In Anglo-Saxon England, though the kings were great huntsmen, they never set aside areas declared to be "outside" (Latin foris) the law of the land. Historians find no evidence of the Anglo-Saxon monarchs (c. 500 to 1066) creating forests. However, under the Norman kings (after 1066), by royal prerogative forest law was widely applied. The law was designed to protect the venison and the vert, the "noble" animals of the chase – notably red and fallow deer, the roe deer, and the wild boar – and the greenery that sustained them. Forests were designed as hunting areas reserved for the monarch or (by invitation) the aristocracy. The concept was introduced by the Normans to England in the 11th century, and at the height of this practice in the late 12th and early 13th centuries, fully one-third of the land area of Southern England was designated as royal forest. At one stage in the 12th century, all of Essex was afforested. On his accession Henry II declared all of Huntingdonshire to be a royal forest.

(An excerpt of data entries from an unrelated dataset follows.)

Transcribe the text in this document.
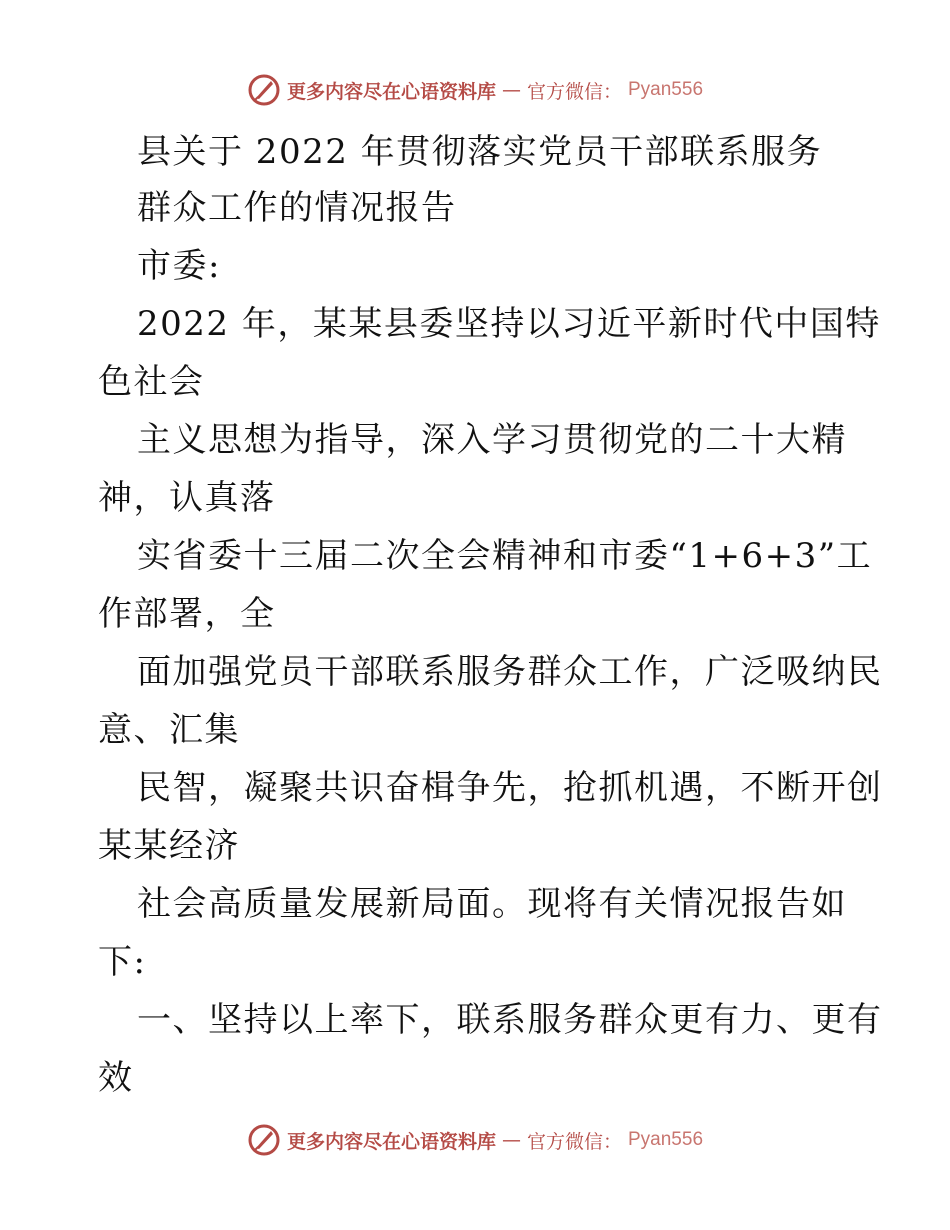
更多内容尽在心语资料库 — 官方微信： Pyan556
县关于 2022 年贯彻落实党员干部联系服务
群众工作的情况报告
市委:
2022 年，某某县委坚持以习近平新时代中国特
色社会
主义思想为指导，深入学习贯彻党的二十大精
神，认真落
实省委十三届二次全会精神和市委“1+6+3”工
作部署，全
面加强党员干部联系服务群众工作，广泛吸纳民
意、汇集
民智，凝聚共识奋楫争先，抢抓机遇，不断开创
某某经济
社会高质量发展新局面。现将有关情况报告如
下:
一、坚持以上率下，联系服务群众更有力、更有
效
更多内容尽在心语资料库 — 官方微信： Pyan556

Afforestation, in particular the creation of the New Forest, figured large in the folk history of the "Norman yoke", which magnified what was already a grave social ill: "the picture of prosperous settlements disrupted, houses burned, peasants evicted, all to serve the pleasure of the foreign tyrant, is a familiar element in the English national story .... The extent and intensity of hardship and of depopulation have been exaggerated", H. R. Loyn observed. Forest law prescribed harsh punishment for anyone who committed any of a range of offences within the forests; by the mid-17th century, enforcement of this law had died out, but many of England's woodlands still bore the title "Royal Forest". During the Middle Ages, the practice of reserving areas of land for the sole use of the aristocracy was common throughout Europe.

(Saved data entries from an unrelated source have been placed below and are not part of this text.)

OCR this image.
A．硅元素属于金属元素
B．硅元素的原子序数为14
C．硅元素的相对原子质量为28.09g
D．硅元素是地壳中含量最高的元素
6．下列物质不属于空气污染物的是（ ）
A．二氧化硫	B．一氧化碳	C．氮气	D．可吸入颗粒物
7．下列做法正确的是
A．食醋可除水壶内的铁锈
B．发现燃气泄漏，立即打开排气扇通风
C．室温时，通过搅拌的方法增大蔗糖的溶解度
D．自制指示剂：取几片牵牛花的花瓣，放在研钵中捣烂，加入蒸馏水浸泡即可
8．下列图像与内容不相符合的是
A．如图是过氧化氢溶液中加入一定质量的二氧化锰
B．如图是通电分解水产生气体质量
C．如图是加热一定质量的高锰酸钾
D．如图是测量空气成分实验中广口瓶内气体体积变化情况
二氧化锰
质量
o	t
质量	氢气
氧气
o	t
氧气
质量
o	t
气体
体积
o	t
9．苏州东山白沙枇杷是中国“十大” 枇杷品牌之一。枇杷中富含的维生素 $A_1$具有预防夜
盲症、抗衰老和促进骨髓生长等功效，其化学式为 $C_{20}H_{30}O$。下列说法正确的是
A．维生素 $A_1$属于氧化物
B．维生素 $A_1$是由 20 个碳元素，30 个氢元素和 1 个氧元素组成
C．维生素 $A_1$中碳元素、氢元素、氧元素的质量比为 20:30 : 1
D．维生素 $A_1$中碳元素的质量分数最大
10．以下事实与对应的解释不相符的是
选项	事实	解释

Royal forests usually included large areas of heath, grassland and wetland – anywhere that supported deer and other game. In addition, when an area was initially designated forest, any villages, towns and fields that lay within it were also subject to forest law. This could foster resentment as the local inhabitants were then restricted in the use of land they had previously relied upon for their livelihoods; however, common rights were not extinguished, but merely curtailed.

Areas chosen for royal forests

The areas that became royal forests were already relatively wild and sparsely populated, and can be related to specific geographic features that made them harder to work as farmland. Prosperous, well-farmed areas were not generally chosen to be afforested; if they were, they tended to lose the status fairly rapidly.  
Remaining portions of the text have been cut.